The existence of a measurable set which is not determined can be proved using the Axiom of Choice (or even without it). Also, we know that $\{ \text{Borel sets} \} \subset \{ \text{measurable sets} \}$. My questions are:

$\bullet$ Does this mean that we may find a Borel set which is not determined as a consequence of the existence of undetermined measurable sets?

$\bullet$ If so, does not this contradict the Borel Determinacy?

$\bullet$ If the answers of the above questions are no, do we only mean an undetermined measurable set $\in \{ \text{measurable sets} \} \setminus \{ \text{Borel sets} \}$?

$\bullet$ If there is a Borel set which is not determined for any other reason different from the one in the first question, can any one provide me with a reason, an example or a reference?

PS: Any reference which discusses the above questions and includes an example would be appreciated.

Answer 1

You've pretty much answered your own question, so let me confirm: All Borel sets are determined (the proof is due to Martin ~1975), a measurable, non-determined set hence is not Borel.

As far as references go, what precisely do you want a reference to? The proof that Borel sets are determined is covered in Kechris: Descriptive Set Theory. I don't know, off the top of my head, a reference for a non-determined, measurable set.

Answer 2

Stefan Mesken's answer addresses the bulk of your question; let me try to tie up the remaining loose end.

As noted in the comments, your parenthetical claim at the beginning of your question

the existence of a measurable set which is not determined can be proved using the Axiom of Choice (or even without it)

is false: it is consistent with ZF (under mild consistency assumptions) that every set is determined, measurable or non.

I think the issue here stems from a misreading of Hamkins' concluding comment. Hamkins states:

"The conclusion, therefore, which does not use the axiom of choice, is that if there is a non-determined set, then there is a non-determined set with measure $0$. In particular, [if there is a non-determined set, then] there is a non-determined set that is measurable."

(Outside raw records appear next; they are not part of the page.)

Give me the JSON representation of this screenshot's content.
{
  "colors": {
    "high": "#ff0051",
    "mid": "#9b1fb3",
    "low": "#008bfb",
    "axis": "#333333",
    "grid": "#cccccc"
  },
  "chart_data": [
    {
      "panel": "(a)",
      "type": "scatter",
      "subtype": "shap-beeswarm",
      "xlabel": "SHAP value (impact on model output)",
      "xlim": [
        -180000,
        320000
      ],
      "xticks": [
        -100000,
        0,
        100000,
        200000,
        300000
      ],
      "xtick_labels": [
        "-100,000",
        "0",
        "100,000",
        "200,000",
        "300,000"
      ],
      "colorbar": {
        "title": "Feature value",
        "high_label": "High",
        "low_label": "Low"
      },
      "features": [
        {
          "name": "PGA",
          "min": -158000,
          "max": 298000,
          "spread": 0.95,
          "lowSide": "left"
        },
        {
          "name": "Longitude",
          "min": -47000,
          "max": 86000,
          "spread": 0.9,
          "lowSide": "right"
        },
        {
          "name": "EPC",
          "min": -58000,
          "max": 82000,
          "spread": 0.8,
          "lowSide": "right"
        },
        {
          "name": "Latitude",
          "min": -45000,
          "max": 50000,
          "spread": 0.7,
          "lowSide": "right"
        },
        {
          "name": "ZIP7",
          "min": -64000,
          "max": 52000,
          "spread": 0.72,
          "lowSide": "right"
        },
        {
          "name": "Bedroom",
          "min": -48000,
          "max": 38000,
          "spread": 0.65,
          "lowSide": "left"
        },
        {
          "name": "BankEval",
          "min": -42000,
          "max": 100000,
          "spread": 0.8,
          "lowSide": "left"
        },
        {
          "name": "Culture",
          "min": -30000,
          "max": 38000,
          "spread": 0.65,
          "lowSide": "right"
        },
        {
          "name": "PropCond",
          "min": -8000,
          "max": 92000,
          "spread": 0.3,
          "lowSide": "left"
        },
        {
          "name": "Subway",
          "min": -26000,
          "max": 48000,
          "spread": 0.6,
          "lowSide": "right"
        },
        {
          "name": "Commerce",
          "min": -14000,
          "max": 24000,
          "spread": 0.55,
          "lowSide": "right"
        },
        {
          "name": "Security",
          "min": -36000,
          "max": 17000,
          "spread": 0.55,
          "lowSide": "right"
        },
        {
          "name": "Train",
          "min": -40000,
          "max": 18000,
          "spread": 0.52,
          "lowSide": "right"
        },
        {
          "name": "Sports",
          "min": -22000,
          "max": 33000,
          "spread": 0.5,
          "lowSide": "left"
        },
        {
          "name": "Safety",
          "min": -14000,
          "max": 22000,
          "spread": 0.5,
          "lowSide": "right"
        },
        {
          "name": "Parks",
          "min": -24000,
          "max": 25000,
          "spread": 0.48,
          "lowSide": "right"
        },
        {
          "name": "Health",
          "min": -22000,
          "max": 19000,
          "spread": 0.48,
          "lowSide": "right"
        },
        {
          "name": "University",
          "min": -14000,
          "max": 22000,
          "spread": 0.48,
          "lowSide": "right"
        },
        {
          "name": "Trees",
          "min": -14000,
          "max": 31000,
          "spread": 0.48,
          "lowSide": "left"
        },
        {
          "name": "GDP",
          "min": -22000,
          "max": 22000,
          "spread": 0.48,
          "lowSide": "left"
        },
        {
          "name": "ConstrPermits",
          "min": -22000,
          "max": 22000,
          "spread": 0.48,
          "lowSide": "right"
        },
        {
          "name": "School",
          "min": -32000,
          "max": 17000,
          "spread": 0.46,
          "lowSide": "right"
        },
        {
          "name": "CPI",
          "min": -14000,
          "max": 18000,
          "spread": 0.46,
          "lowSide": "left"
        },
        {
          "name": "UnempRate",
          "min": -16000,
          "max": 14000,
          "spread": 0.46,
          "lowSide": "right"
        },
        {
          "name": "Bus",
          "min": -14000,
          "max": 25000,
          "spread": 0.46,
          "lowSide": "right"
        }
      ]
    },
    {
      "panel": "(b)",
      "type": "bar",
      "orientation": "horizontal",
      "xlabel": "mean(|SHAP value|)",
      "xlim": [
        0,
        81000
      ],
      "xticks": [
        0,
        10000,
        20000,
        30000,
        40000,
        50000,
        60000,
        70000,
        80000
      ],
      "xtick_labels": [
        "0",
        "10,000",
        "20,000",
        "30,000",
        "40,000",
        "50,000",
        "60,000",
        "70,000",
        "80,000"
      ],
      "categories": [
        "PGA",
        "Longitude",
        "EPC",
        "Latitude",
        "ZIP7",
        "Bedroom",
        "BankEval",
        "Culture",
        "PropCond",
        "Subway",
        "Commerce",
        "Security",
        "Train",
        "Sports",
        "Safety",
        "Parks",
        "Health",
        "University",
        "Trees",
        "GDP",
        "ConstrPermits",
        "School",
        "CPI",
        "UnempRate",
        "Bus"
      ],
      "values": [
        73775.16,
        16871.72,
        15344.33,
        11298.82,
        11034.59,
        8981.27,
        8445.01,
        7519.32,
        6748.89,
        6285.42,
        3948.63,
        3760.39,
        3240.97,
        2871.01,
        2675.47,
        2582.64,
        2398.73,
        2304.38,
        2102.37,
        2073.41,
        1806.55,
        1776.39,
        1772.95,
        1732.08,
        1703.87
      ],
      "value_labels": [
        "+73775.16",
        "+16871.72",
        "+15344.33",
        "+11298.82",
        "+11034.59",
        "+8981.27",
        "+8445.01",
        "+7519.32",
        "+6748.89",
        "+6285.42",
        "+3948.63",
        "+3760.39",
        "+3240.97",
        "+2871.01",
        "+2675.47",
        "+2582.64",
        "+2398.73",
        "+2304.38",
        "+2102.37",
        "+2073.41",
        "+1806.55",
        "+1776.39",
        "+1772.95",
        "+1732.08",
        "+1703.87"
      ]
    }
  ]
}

(Emphasis/insertion mine.) The crucial bit here is the hypothesis, "if there is a non-determined set:" Hamkins is not saying that ZF proves "there is a measurable non-determined set," he's only saying that ZF proves $$(*)\quad\mbox{"If there is a non-determined set, then there is a measurable non-determined set."}$$

Your final claim

we can construct an undetermined set of zero measure without the AC, and so we have a measurable set which is not determined without the AC

is incorrect, since you're omitting the crucial hypothesis from $(*)$.